22/03/11 02:43:05 INFO impl.MetricsSystemImpl: ApplicationHistoryServer metrics system started
22/03/11 02:43:05 FATAL applicationhistoryservice.ApplicationHistoryServer: Error starting ApplicationHistoryServer
java.lang.UnsatisfiedLinkError: Could not load library. Reasons: [no leveldbjni64-1.8 in java.library.path, no leveldbjni-1.8 in java.library.path, no leveldbjni in java.library.path, /tmp/libleveldbjni-64-1-2100680455800525123.8: /tmp/libleveldbjni-64-1-2100680455800525123.8: cannot open shared object file: No such file or directory (Possible cause: can't load AMD 64-bit .so on a AARCH64-bit platform)]
at org.fusesource.hawtjni.runtime.Library.doLoad(Library.java:182)
at org.fusesource.hawtjni.runtime.Library.load(Library.java:140)
at org.fusesource.leveldbjni.JniDBFactory.<clinit>(JniDBFactory.java:48)
at org.apache.hadoop.yarn.server.timeline.LeveldbTimelineStore.serviceInit(LeveldbTimelineStore.java:227)
at org.apache.hadoop.service.AbstractService.init(AbstractService.java:163)
at org.apache.hadoop.service.CompositeService.serviceInit(CompositeService.java:107)
at org.apache.hadoop.yarn.server.applicationhistoryservice.ApplicationHistoryServer.serviceInit(ApplicationHistoryServer.java:115)
at org.apache.hadoop.service.AbstractService.init(AbstractService.java:163)
at org.apache.hadoop.yarn.server.applicationhistoryservice.ApplicationHistoryServer.launchAppHistoryServer(ApplicationHistoryServer.java:180)
at org.apache.hadoop.yarn.server.applicationhistoryservice.ApplicationHistoryServer.main(ApplicationHistoryServer.java:190)

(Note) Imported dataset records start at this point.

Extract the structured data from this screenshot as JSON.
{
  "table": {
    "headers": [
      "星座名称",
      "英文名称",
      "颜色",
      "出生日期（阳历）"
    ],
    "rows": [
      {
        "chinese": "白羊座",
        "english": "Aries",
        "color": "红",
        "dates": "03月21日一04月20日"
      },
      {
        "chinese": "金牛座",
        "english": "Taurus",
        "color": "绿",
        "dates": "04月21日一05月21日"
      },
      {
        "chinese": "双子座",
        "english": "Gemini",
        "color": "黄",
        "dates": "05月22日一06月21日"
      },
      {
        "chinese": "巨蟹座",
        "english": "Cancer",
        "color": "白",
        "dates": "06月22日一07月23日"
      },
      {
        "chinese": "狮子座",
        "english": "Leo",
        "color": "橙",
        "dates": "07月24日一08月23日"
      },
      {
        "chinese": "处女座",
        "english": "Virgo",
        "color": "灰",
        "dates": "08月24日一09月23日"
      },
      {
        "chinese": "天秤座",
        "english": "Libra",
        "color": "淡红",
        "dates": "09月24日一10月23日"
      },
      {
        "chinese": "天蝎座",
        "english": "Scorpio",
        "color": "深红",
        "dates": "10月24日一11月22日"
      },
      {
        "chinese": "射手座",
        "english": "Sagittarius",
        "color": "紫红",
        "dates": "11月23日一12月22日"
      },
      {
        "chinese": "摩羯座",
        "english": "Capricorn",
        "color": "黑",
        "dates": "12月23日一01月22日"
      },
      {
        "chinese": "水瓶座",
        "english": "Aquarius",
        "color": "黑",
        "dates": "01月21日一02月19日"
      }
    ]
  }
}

Second, about [apachehudi/hudi-hadoop_2.8.4-prestobase_0.217:linux-arm64-0.10.1] :

Presto requires amd64 or ppc64le on Linux (found aarch64)

Third, about [apachehudi/hudi-hadoop_2.8.4-prestobase_0.217:linux-arm64-0.10.1] :

Presto requires amd64 or ppc64le on Linux (found aarch64)
xushiyan commented 2 years ago

tracking the work and fix in https://issues.apache.org/jira/browse/HUDI-3601

pratyakshsharma commented 2 years ago

going over the discussion here, it looks like the support for M1 chip is not yet available for Hudi's docker demo. I applied this patch - https://gist.github.com/xushiyan/cec16585e884cf0693250631a1d10ec2 and ran setup_demo.sh. I got the error mentioned in this jira - https://issues.apache.org/jira/browse/HUDI-2786.

Please suggest if I am missing anything @xushiyan cc @codope

Mike-Roberts-2112 commented 2 years ago

I agree with the comment above. @xushiyan and @codope this is a very needed feature.

xushiyan commented 2 years ago

@Mike-Roberts-2112 @Aalron understood. from last investigation, it looks like some dependent service needs to support amd64 first. We'll prioritize this accordingly.

codope commented 2 years ago

Going to close this issue. We are tracking the support in HUDI-2786. ETA: Hudi version 0.13.0 (expected to release in early November).